Au moment des faits, Marie Grisard était l'épouse en secondes noces de Joseph, depuis près de 30 ans, et elle lui avait donné 8 enfants (en plus des trois autres du premier lit). Notons que toutes furent des filles, et que le seul fils qui n'est pas mort en bas-âge fut prêtre. Riche propriétaire, l'un des plus imposés de la paroisse (24 livres de taille en 1730, le prix d'une belle vache) Joseph avait reposé ses espoirs de postérité sur Jean Genolin, son gendre, un Genolin Pochy de la branche d'Aillion (Savoie) habitué des procédures en justice.

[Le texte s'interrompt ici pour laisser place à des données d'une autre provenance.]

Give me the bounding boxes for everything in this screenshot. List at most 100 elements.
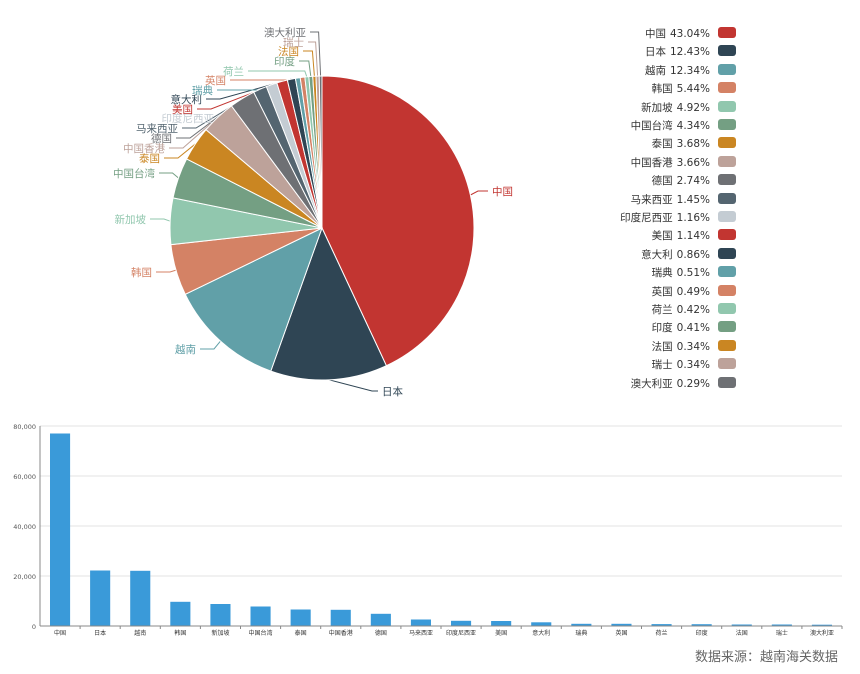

De toute évidence, les relations avec lesdits Ducret n'étaient pas bonnes. En plus ils étaient voisins à Monnetier (peut-être dans la partie amont de la grande grange des Charrières). Le traité aborde donc deux autres griefs, l'un étant qu'ils récupèraient l'eau (de pluie) et la renvoyaient ensuite chez leur voisin en entraînant leur matras (fumier). L'autre, pire encore, et là c'est le gendre qui s'en charge, est que le fils ait profité de sa fonction de syndic de l'année 1730 pour ne pas s'imposer en confectionnant le rôle de taille ! (Ce que l'on observe effectivement au rôle de 1730) :

"Et outre ce que dessus, a été convenu que lorsque lesdits Ducrest père et fils détournerons l’eau qui descend par la charrière publique dudit village de Monnetier dans la torne, soit gouille, qu’ils font au bas de leur place de matras, qu’ils ne pourront par la suite faire sortir l’eau de ladite torne sur la place de matras dudit Joseph Henry Bandy, mais seront tenus de faire la sortie de l’eau du côté du grand chemin, sans que ladite eau puisse préjudicier ni entraîner le matras dudit Henry Bandy ;

Et pour terminer le procès que ledit Jean Genolin a intenté auxdits Henry et Estienne Ducrest père et fils, syndics en la présente année du village de Monestier, par-devant les présidents élus en l’élection de Bugey pour les condamner à refaire les rôles de la taille ordinaire et capitation de ladite paroisse de Champfromier, par rapport à ce qu’iceux Ducrest père et fils s’étaient déchargés au-delà de la décharge qu’ils y avaient l’année présente, a été convenu qu’ils feront faire leurs cotes l’année prochaine, sur le pied des rôles de l’année dernière, et se rechargeront que ce qui se trouverait avoir été déchargé, tant en leurs cotes qu’en celle des biens tenant de Claude Tissot, à la décharge de la communauté, et moyennant quoi ledit Genolin se désiste de l’assignation qu’il a fait donner le 3 juin dernier, et ont lesdits Ducrest père et fils payé 16 livres audit Genolin pour tous frais faits en conséquence dudit procès."

Nul doute que ces affaires avaient dû connaître un grand retentissement dans les chaumières puisque, outre les deux témoins réglementaires présents, tous deux de Monnetier, l'acte avait été passé par le notaire de Montanges dans la taverne d' Henry Genolin, hôte audit lieu de Monnetier !

 

 

Publication : Ghislain Lancel. Source : [3 E17445a, f° 166] (11 juin 1730).

Première publication le 9 septembre 2014. Dernière mise à jour de cette page, idem.